The Long awaited Gargoyle Gecko Book is finally in stock and ready to ship.
155 Pages and hundreds of color photo's.
Philippe de Vosjoli, Allen Repashy, Frank Fast
As our original work on the care of New Caledonian geckos,
Rhacodactylus, was nearing being sold out, we decided that the first
in the four-volume updated 600-page replacement set would focus
on gargoyle geckos. The question that came to our minds was how
can a species with so many great qualities still be so poorly known
and under marketed? Gargoyle geckos achieve a substantial size,
are relatively calm and handleable pets, are probably the easiest to
maintain of all the reptiles, and come in a great variety of color and
patterns as well as some variation in form. This book represents our
endeavor to rectify this situation.
Gargoyle geckos (Rhacodactylus auriculatus) were the first
members of the genus Rhacodactylus to become available to
hobbyists. Europeans first acquired them in the late 1970s. The first
captive-bred offspring reached the US by the mid-80s and they were
first bred in the US by Tim Tytle in 1987. The first ones imported
were of the classic reticulated type with tan and brown colors.

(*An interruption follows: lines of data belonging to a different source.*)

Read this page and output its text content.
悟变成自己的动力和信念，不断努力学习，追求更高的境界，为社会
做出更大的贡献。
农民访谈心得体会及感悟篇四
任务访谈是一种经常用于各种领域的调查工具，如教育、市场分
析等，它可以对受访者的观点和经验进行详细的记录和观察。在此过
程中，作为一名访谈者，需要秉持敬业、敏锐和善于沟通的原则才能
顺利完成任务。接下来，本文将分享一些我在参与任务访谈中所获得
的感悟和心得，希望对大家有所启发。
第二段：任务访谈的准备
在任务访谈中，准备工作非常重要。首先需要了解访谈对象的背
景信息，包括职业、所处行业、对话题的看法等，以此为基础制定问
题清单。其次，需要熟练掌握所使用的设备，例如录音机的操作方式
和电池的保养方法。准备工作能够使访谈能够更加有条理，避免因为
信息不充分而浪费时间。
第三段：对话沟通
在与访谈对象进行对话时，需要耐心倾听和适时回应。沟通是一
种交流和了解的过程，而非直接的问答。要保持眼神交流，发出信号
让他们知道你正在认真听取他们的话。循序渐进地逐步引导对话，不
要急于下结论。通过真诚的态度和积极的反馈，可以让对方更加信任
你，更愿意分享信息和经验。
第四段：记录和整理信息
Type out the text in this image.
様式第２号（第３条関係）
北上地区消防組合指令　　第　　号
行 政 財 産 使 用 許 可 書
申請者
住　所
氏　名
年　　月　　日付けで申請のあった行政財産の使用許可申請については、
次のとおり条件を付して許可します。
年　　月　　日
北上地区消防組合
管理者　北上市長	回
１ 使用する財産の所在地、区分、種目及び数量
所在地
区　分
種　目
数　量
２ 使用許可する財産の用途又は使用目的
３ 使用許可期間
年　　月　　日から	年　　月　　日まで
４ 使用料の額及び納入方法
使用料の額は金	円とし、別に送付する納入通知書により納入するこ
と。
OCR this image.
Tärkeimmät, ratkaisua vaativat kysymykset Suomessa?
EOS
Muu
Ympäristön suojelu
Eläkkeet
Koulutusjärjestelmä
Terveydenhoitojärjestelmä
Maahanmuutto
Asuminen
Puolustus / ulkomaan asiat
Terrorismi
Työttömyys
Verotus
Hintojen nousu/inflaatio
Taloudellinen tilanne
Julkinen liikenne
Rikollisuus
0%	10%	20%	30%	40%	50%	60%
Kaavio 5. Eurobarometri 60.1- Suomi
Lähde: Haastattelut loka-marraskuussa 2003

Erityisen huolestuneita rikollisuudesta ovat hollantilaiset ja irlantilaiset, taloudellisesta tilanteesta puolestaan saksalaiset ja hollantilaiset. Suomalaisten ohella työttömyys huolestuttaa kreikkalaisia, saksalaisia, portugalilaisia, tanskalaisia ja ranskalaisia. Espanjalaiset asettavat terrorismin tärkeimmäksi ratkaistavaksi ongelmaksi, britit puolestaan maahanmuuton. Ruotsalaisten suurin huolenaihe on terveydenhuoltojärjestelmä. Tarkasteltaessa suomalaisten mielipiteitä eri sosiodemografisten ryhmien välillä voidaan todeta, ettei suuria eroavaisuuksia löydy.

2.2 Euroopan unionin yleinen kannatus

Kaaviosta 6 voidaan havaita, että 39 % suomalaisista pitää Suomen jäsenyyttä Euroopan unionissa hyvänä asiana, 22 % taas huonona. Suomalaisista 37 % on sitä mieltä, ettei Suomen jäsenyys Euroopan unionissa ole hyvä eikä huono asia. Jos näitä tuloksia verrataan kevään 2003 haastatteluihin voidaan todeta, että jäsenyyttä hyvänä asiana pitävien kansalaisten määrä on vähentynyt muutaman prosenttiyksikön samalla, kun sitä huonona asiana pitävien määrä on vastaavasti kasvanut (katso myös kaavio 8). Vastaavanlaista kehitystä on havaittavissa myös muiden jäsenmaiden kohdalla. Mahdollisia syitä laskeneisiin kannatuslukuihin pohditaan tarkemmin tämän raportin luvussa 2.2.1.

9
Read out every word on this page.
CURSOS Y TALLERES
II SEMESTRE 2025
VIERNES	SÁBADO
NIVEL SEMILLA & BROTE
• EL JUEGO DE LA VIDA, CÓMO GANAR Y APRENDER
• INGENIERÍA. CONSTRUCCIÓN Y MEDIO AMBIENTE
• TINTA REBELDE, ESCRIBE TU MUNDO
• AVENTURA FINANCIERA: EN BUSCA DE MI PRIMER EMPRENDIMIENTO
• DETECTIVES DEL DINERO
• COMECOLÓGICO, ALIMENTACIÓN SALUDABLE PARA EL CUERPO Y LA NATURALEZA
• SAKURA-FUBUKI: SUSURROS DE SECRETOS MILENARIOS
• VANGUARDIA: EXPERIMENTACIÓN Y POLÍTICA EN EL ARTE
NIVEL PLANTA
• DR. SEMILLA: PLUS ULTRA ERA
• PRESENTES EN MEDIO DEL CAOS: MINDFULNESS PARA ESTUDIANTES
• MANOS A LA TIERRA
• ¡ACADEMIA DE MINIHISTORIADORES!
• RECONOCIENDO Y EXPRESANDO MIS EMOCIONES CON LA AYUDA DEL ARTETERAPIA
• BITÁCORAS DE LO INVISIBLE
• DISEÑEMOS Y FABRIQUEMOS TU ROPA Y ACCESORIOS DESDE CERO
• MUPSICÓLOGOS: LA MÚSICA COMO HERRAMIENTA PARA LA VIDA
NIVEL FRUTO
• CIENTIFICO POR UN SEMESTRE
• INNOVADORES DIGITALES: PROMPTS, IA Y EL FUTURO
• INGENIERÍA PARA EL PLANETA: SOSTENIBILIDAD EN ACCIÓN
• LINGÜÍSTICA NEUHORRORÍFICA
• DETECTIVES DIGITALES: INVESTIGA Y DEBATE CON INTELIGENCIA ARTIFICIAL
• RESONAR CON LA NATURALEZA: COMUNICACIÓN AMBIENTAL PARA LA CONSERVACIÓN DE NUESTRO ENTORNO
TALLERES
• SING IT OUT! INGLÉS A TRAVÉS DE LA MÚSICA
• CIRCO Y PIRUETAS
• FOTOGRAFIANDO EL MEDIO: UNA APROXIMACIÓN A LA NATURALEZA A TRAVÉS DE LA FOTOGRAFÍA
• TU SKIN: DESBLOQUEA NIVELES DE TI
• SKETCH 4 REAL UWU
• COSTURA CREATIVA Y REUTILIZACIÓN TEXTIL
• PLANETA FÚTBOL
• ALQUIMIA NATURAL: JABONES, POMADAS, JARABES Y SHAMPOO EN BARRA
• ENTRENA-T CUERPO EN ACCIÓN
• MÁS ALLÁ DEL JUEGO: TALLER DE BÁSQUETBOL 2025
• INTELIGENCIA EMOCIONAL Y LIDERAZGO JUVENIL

Limited availability and consequently exposure to the public
repressed their potential popularity. Another factor was timing.
They appeared on the herp scene at a dynamic period when a
variety of bright-colored species with more obvious financial
potential (Malagasy day geckos and chameleons, bearded dragons,
and blue tongue skinks) became available. Then in 1995, crested
geckos and other Rhacodactylusentered the market, again diverting
attention away from the comparatively drab gargoyle geckos. It
wasn’t until the increased availability of bold-colored orange-striped
and orange-blotched gargoyle geckos in the late 90s and early 2000s
that a few gecko specialists started focusing on this species. These
pioneer hobbyists realized this was a lizard that could become bright
orange or red, possibly the brightest orange/red lizard in the world,
and they put effort into selective breeding to increase the amount
of those colors. Author Allen Repashy was the first to strive toward
commercial-scale production of this species, acquiring a diverse
gene pool from both European and American hobbyists. An
examination of his collection and others, a total of over a thousand
animals, led us to conclude that the gargoyle gecko was a lizard that
could also become bright pink, bright white, mostly black, or bright
yellow. Its eye color could range from a bluish white to near black.
It turned out that gargoyle geckos display the greatest variation in
color and pattern of any lizard species, their potential for designer
breeding of living art nearly unlimited. Of course, a reptile may
display beautiful coloration but, like many of the snakes, remain
concealed for such extended periods of time that the enjoyment of
keeping and observing it becomes a very limited experience. This
is not the case with gargoyle geckos. Although primarily active at
night, they commonly rest exposed on branches or in foliage during
the day. This feature makes them outstanding display animals in
naturalistic vivariums for both hobbyists and zoological institutions.